There is a positive linear trend, seasonality throughout the series and increasing variance.

  1. Forecast the next two years using Holt-Winters’ multiplicative method.
two_years <- hw(visitors, h=24, seasonal='multiplicative')
  1. Why is multiplicative seasonality necessary here?

Answer
It is necessary because the plot shows that the variance increases through the series.

  1. Experiment with making the trend exponential and/or damped.
two_years1 <- hw(visitors, h=24, seasonal='multiplicative', damped=TRUE)
two_years2 <- hw(visitors, h=24, seasonal='multiplicative', exponential=TRUE)
  1. Compare the RMSE of the one-step forecasts from the various methods. Which do you prefer?
plot(two_years,ylab="Monthly Australian visitors", plot.conf=FALSE,
     fcol="white", xlab="Year")
## Warning in plot.window(xlim, ylim, log, ...): "plot.conf" is not a
## graphical parameter
## Warning in title(main = main, xlab = xlab, ylab = ylab, ...): "plot.conf"
## is not a graphical parameter
## Warning in axis(1, ...): "plot.conf" is not a graphical parameter
## Warning in axis(2, ...): "plot.conf" is not a graphical parameter
## Warning in box(...): "plot.conf" is not a graphical parameter
lines(fitted(two_years), col="red", lty=2)
lines(fitted(two_years1), col="green", lty=2)
lines(fitted(two_years2), col='blue', lty=2)
lines(two_years$mean, type="o", col="red")
lines(two_years1$mean, type="o", col="green")
lines(two_years2$mean, type="o", col="blue")
legend("topleft",lty=1, pch=1, col=1:3,
       c("data","H-W Multiplicative", 'Damped H-W Multiplicative',
         'H-W Exponential'))

  1. Now fit each of the following models to the same data:
  i. a multiplicative Holt-Winters' method;  
  ii. an ETS model;   
  iii. an additive ETS model applied to a Box-Cox transformed series;   
  iv. a seasonal naive method applied to the Box-Cox transformed series;   
  v. an STL decomposition applied to the Box-Cox transformed data followed by an ETS model applied to the seasonally adjusted (transformed) data.   
# a) a multiplicative Holt-Winters' method

fit1 <- holt(visitors, seasonal='multiplicative')

# b) an ETS model

fit2 <- ets(visitors)

# c) an additive ETS model applied to a Box-Cox transformed series

lambda <- BoxCox.lambda(visitors)
boxcox_visitors <- BoxCox(visitors, lambda)
fit3 <- ets(boxcox_visitors, model='AAZ')

# d) a seasonal naive method applied to the Box-Cox transformed series

fit4 <- snaive(boxcox_visitors)

# e)  an STL decomposition applied to the Box-Cox transformed data followed by an ETS model
#     applied to the seasonally adjusted (transformed) data. 
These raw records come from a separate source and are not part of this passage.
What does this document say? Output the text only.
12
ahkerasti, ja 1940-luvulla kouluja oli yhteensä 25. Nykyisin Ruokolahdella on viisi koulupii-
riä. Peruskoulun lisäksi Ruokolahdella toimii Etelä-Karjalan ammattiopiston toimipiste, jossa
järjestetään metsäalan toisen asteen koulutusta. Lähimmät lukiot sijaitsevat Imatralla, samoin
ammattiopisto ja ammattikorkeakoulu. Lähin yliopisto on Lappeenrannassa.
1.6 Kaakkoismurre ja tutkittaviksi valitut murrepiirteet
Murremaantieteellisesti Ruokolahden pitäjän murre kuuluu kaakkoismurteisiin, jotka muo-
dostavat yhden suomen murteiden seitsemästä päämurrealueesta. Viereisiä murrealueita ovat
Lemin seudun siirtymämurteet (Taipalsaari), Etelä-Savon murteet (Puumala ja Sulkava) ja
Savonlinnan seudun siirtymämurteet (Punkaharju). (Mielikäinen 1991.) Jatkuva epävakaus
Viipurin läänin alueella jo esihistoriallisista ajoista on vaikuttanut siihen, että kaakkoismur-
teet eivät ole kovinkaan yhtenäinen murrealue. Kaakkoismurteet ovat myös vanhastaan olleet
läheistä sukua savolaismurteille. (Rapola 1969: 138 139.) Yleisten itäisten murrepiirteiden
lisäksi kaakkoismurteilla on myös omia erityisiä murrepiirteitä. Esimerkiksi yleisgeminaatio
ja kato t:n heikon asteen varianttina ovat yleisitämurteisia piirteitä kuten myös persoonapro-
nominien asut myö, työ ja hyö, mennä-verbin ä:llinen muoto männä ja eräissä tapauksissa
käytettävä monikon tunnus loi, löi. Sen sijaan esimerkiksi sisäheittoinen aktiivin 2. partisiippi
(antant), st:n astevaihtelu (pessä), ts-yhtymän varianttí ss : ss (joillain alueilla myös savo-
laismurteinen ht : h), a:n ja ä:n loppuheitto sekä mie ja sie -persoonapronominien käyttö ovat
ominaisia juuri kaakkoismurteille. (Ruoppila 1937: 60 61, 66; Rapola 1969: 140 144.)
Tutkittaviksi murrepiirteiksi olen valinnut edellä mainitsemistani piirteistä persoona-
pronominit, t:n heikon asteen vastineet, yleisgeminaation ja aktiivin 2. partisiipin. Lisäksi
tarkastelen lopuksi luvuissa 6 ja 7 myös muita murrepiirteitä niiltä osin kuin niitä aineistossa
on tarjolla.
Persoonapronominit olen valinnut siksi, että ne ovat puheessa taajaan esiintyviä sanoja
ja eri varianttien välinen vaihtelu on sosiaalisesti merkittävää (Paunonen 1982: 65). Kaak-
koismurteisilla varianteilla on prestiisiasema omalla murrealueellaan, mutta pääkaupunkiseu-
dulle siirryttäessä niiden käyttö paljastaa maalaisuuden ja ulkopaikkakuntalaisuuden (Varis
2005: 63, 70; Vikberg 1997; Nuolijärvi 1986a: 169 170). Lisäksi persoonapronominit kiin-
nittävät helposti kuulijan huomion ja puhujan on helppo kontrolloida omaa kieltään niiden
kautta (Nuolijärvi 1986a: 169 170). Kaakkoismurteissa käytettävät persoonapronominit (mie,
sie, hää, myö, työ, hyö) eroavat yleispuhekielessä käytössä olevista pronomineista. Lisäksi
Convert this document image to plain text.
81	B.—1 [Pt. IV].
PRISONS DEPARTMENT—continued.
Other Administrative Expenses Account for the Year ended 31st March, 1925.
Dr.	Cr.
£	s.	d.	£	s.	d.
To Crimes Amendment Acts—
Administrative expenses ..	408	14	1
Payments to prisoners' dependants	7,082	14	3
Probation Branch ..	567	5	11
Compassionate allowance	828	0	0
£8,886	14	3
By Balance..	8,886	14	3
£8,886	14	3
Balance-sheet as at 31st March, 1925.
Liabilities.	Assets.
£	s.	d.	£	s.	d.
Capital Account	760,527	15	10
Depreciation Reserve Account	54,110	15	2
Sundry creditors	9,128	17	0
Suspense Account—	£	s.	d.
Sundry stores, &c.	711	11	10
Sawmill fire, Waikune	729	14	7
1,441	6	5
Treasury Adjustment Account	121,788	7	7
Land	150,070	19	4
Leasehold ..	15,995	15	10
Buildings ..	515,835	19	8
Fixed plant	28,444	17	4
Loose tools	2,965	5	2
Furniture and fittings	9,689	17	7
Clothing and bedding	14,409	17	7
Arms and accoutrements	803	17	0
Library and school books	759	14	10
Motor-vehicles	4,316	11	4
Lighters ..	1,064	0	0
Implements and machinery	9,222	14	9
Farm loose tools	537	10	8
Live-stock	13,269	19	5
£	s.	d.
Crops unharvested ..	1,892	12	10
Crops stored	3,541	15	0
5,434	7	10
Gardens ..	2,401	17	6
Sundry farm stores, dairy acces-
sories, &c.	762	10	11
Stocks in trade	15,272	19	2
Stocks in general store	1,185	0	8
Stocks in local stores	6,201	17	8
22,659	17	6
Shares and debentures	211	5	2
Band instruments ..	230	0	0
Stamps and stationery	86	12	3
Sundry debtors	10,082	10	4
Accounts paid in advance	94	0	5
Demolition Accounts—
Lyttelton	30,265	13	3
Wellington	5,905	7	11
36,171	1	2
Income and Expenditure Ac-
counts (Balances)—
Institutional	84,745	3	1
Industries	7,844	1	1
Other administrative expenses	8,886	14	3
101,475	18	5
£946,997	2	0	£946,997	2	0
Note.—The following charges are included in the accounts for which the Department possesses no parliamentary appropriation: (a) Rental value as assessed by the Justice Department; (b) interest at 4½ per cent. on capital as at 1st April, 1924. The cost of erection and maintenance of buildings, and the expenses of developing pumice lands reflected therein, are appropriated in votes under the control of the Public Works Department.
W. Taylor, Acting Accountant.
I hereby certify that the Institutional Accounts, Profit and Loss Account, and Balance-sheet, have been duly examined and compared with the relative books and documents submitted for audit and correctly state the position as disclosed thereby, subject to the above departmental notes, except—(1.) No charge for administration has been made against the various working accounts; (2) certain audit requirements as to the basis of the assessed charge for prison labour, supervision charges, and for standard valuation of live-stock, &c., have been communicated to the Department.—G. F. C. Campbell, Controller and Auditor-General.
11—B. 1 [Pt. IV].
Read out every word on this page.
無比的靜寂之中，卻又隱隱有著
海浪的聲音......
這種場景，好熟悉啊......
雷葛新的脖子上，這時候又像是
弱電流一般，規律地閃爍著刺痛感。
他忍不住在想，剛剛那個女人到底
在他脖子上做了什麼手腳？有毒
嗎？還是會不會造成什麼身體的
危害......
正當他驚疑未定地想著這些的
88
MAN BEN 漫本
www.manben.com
decomposed <- decompose(boxcox_visitors)
seasonal_visitors <- decomposed$seasonal

fit5 <- ets(seasonal_visitors)

All models have all most identical RMSE values.

  1. For each model, look at the residual diagnostics and compare the forecasts for the next two years. Which do you prefer?
plot((fitted(fit1)), residuals(fit1))

# Unbiased and heteroskedastic.

plot((fitted(fit2)), residuals(fit2))

# Unbiased and homoskedastic.

plot((fitted(fit3)), residuals(fit3))

# Slightly biased and borderline heteroskedastic.

plot((fitted(fit4)), residuals(fit4))

# Biased and heteroskedastic.

plot((fitted(fit5)), residuals(fit5))

# Biased and heteroskedastic.

plot(forecast(fit1, h=10))

plot(forecast(fit2, h=10))

The second model (ETS) has the best looking residual plot and it’s forecasts appear plausible (as does fit 1 but fit 1 has heteroskedasticity present in the residuals.)